Ein Thema in einigen deiner Geschichten ist das Alter und das Gefühl, als alter Mensch nicht mehr ernst genommen zu werden. Ist das eine Erfahrung der Gegenwart?
Alte Menschen haben ja oft einen grossen – und ja verkannten – Lebensreichtum, der weiterfliessen könnte und selten weiterfliessen kann: Die lächelnde Lebensdistanz, das Schweben und Schaukeln der Dinge, das Durchschauen von Lebens-Täuschungen… In der Erzählung «Altern» habe ich versucht, einem dieser Alternden, denen ich täglich begegne, eine Stimme zu geben.

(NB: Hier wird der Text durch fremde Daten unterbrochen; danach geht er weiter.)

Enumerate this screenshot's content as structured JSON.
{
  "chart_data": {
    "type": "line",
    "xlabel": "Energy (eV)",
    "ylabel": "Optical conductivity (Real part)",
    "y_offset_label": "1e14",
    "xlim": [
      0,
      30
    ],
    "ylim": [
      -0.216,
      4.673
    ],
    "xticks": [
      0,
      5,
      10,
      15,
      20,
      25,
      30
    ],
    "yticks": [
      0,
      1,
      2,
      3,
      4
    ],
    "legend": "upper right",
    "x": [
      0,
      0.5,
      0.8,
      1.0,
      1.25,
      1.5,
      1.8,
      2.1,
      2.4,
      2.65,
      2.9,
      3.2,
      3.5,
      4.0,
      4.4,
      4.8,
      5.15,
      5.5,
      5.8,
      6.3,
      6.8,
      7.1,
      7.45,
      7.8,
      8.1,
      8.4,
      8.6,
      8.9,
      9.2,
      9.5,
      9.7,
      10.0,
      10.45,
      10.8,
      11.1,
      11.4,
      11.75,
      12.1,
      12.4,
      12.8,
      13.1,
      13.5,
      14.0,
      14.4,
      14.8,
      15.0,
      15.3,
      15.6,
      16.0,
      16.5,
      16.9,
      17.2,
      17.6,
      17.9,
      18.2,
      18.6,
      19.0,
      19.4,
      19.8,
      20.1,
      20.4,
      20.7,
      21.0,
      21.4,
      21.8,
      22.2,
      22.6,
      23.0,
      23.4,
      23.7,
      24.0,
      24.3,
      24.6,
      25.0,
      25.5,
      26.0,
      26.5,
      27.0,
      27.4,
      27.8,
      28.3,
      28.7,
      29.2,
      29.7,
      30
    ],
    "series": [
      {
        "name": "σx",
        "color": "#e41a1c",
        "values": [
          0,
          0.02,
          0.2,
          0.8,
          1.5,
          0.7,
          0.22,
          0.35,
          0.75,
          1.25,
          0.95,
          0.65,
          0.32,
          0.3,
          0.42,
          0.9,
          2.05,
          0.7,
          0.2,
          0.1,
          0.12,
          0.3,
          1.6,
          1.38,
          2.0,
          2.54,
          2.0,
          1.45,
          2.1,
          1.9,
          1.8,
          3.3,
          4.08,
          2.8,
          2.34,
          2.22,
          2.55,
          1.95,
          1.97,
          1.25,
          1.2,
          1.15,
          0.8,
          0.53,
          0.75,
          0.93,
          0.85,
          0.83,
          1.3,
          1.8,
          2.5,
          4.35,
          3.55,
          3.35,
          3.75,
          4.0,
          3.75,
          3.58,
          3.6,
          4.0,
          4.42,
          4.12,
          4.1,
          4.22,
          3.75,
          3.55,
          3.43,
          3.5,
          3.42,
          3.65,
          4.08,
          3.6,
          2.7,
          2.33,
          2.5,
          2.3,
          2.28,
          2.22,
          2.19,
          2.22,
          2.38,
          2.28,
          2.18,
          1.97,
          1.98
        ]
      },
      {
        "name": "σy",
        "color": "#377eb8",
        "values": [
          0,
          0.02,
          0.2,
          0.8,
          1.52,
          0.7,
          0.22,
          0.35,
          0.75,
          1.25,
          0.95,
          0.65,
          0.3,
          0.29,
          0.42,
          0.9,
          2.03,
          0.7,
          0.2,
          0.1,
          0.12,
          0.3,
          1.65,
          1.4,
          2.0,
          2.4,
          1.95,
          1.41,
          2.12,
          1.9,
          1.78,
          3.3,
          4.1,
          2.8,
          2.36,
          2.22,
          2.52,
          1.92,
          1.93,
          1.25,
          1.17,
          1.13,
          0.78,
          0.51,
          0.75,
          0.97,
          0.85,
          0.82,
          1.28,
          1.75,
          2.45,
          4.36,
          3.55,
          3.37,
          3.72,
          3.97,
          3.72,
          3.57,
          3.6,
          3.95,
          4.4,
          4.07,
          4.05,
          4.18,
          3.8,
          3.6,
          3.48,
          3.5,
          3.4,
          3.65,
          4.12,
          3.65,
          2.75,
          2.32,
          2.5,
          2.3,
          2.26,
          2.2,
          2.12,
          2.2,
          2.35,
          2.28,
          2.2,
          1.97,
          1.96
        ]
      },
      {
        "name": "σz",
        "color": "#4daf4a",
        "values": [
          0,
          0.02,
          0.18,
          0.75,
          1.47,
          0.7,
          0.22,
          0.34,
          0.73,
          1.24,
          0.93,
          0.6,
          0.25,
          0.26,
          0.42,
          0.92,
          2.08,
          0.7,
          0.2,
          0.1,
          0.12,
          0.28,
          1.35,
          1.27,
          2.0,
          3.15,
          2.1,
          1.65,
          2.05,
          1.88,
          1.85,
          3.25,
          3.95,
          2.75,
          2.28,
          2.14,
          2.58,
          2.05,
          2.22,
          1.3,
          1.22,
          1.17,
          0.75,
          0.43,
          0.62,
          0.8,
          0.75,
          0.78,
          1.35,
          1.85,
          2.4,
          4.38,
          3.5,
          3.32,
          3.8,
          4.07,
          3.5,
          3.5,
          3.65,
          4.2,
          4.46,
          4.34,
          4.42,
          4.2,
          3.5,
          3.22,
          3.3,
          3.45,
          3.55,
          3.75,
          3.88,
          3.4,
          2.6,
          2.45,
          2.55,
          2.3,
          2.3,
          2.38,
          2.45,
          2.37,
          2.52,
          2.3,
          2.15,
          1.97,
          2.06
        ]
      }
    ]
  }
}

Peter Weibel, geboren 1947, hat Medizin studiert und arbeitet seit vielen Jahren als Allgemeinpraktiker und in der Geriatrie. 1982 erschien ein erster Prosaband «Schmerzlose Sprache», seither veröffentlich er regelmässig Prosa und Lyrik. Er erhielt unter anderem einen Buchpreis des Kantons Bern für den Erzählband «Die blauen Flügel» (2013) und den ersten Kurt Marti Literaturpreis für «Mensch Keun» (edition bücherlese, 2017). Für die Texte «Hannah» und «Kocherpark» wurde er beim Bund-Essay-Wettbewerb 2015 bzw. 2019 ausgezeichnet. Zuletzt erschien 2019 «Schneewand» (edition bücherlese).